長谷川さんの話を聞く参加者=長崎市、市立図書館

 長谷川さんは「島でヤギや馬がその辺にいる、その普通(ふつう)の状態(じょうたい)っていうのが今とても大切で、平和でいたいという気持ちには垣根(かきね)がないと言っている。先の戦争でひどいめにあった人たちからバトンタッチしてもらって、僕(ぼく)らは平和にやってこられた。大人はそれを守って、次の人に伝えないといけない」と訴(うった)えました。
 講演を聞いた長崎市立戸町小2年の三浦一眞(みうらかずま)さん(7)は「戦争がなければいいなと思った。みんなが優(やさ)しい心を持つことが平和だと思う」、市立滑石(なめし)小6年の渡辺絵梨佳(わたなべえりか)さん(11)は「『へいわってすてきだね』の詩に納得(なっとく)した。平和のために、友達と仲良くすることから始めたい」と話しました。
 この日のイベントは長崎市平和推進(すいしん)課が開き、講演会には0~12歳(さい)の子どもたちやその保護者(ほごしゃ)ら100人が参加しました。

◎長崎の子どもたちへ/長谷川さんのメッセージ
 長崎にはご縁(えん)があって、毎年のように県内あちこちに来ています。長崎弁(べん)いいですよね。

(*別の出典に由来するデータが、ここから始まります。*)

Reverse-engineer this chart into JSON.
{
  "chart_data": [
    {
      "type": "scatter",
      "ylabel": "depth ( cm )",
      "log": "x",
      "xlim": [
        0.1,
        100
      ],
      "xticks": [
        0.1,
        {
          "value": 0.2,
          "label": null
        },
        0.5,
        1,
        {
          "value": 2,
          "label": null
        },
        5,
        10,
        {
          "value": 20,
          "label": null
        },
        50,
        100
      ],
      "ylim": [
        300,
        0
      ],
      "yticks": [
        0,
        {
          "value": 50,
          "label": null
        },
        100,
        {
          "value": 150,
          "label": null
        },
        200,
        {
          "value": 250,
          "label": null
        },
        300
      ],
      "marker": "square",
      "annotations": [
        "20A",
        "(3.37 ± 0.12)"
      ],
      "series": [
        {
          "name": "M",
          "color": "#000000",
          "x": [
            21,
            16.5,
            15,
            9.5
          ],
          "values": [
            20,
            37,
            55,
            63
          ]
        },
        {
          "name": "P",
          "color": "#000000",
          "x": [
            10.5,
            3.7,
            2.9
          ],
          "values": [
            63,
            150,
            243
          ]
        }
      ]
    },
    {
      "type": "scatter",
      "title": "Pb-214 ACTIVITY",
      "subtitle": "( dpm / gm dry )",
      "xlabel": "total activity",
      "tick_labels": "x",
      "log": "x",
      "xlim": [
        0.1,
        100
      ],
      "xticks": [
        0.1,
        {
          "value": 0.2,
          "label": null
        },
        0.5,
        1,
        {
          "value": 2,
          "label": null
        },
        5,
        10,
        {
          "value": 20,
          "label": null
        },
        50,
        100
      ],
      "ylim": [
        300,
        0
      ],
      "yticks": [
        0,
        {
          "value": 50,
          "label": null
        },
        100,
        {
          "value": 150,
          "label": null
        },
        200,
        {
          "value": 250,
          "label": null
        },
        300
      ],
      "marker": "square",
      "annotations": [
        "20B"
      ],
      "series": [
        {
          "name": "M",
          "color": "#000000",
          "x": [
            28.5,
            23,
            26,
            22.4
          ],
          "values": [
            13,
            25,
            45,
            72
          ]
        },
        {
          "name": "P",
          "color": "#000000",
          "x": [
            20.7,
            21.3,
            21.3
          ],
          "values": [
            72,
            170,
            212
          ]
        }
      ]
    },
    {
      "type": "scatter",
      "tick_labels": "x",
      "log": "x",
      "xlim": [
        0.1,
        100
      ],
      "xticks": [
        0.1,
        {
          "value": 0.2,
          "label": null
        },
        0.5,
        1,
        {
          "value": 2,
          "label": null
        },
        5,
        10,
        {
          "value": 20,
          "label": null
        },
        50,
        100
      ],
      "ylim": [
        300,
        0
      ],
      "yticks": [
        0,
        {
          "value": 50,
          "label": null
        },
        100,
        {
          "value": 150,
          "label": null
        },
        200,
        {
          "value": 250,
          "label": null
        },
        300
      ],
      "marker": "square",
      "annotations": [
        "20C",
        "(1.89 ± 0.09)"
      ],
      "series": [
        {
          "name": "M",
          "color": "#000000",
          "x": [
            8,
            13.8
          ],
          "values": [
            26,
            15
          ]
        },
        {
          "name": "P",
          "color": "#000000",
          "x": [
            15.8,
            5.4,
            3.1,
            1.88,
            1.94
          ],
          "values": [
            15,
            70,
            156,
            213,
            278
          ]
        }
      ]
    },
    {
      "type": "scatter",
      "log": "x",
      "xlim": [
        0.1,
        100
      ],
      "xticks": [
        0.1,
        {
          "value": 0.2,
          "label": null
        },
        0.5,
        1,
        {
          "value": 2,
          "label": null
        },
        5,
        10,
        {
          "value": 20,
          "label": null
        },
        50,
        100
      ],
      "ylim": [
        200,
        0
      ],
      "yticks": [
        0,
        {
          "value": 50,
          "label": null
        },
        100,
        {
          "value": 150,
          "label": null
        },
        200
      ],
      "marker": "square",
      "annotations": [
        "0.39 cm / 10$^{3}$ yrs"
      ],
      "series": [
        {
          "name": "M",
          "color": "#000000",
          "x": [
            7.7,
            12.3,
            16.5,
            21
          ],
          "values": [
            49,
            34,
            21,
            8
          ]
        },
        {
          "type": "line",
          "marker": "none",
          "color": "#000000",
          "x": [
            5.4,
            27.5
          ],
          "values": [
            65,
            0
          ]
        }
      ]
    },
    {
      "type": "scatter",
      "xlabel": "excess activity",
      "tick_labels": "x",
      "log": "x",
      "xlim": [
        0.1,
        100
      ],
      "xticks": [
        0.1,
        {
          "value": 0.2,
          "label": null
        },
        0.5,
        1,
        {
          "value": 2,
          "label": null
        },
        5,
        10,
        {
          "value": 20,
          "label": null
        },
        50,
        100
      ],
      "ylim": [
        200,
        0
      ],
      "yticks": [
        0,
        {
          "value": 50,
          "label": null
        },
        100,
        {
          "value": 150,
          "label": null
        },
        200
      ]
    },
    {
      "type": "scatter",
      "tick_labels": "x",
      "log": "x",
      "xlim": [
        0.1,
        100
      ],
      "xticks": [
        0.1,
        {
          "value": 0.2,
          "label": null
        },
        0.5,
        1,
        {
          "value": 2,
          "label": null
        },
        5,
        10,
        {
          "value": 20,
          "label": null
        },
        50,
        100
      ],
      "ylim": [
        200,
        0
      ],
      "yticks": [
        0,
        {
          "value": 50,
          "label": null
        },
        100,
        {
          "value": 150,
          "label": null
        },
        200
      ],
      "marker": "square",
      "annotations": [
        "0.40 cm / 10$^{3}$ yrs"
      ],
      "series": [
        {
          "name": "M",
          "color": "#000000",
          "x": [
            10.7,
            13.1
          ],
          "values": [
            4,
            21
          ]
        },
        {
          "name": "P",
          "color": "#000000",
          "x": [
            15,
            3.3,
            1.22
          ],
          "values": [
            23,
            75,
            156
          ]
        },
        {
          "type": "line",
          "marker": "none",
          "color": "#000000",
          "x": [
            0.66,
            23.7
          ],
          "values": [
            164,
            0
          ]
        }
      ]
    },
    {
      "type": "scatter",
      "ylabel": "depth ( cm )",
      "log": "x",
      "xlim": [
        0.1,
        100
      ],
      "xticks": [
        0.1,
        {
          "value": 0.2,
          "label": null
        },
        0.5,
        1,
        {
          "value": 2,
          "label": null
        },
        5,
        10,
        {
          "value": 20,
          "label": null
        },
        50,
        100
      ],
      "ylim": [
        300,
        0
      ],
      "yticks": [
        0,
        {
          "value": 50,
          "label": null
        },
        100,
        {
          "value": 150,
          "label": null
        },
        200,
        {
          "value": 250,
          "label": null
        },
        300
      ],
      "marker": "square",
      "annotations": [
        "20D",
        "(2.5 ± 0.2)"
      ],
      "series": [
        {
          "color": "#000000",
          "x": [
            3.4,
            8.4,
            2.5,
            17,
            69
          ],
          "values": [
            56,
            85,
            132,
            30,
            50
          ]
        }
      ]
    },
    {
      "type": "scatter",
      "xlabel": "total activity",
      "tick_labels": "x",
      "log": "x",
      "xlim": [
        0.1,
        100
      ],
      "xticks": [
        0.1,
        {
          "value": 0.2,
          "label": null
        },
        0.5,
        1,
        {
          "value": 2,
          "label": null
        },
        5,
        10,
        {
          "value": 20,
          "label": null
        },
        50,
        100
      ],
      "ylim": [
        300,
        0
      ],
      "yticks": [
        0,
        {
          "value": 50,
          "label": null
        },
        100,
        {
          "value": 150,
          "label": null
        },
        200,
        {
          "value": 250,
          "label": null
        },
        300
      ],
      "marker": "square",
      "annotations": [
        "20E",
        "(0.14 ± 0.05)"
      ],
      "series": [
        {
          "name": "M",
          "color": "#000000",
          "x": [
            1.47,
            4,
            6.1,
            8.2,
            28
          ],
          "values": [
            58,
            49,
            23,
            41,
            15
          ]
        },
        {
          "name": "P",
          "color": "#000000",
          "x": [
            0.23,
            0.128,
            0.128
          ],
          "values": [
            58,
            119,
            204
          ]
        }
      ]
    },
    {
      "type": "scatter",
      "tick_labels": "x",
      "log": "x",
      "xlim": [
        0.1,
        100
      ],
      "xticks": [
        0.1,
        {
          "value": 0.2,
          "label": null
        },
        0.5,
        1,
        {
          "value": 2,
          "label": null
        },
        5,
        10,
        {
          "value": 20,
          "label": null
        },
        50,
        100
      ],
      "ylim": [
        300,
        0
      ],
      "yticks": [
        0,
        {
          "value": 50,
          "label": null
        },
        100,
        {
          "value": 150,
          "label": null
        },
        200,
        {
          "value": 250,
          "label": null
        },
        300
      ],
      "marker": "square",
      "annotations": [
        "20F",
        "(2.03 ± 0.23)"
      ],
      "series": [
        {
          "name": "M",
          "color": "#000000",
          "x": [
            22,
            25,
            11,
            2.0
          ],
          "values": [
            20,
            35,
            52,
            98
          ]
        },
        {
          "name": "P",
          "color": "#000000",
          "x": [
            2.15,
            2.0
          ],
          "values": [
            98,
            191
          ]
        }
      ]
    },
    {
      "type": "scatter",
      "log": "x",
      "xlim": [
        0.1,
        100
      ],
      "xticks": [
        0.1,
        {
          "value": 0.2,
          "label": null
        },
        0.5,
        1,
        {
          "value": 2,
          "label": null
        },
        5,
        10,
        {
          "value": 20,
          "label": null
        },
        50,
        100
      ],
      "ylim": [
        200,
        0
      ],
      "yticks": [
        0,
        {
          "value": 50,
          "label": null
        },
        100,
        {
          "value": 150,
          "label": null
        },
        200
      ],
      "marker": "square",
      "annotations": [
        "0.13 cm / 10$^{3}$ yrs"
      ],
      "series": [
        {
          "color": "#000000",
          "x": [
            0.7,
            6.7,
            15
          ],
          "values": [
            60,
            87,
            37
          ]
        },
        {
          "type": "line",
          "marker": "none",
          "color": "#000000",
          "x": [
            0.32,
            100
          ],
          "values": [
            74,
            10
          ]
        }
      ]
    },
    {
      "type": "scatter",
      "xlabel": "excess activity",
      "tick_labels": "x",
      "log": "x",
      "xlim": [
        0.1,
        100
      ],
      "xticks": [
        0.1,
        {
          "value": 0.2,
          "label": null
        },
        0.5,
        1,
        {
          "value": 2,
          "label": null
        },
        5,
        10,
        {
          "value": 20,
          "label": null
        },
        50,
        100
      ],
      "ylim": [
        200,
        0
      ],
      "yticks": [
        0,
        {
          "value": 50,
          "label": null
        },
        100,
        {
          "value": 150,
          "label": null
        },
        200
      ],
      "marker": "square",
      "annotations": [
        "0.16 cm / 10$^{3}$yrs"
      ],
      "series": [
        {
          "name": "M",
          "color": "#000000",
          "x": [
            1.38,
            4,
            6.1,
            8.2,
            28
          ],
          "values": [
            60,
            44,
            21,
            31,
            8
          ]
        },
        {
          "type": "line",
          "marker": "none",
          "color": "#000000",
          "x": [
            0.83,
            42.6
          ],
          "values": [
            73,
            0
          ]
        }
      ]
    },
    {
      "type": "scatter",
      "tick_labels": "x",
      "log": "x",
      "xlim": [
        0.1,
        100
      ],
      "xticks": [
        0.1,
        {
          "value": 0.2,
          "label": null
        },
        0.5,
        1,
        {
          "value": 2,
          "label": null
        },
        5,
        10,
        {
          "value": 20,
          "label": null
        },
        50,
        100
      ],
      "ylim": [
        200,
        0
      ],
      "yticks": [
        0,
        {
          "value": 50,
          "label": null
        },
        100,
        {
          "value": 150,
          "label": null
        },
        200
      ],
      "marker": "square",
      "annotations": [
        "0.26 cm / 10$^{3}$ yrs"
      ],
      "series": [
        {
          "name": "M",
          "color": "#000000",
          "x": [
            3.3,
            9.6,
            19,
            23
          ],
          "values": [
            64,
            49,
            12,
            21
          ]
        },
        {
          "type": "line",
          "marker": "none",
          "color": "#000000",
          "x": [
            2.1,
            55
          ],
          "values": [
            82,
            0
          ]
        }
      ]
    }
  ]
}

長崎市のまちはやっぱりちょっと外国みたいやし。離(はな)れるとまた全然違(ちが)って、自然がいっぱいで。食べ物はおいしくて。
 わははって笑って笑顔になってもらえるような楽しい絵本を描(か)いています。楽しく笑っていられるのも平穏(へいおん)で、普通(ふつう)で、平和であるからこそ。普通のありがたさ、普通は実は普通じゃないんだということを、みんなで感じながら、平和を守っていきましょうね。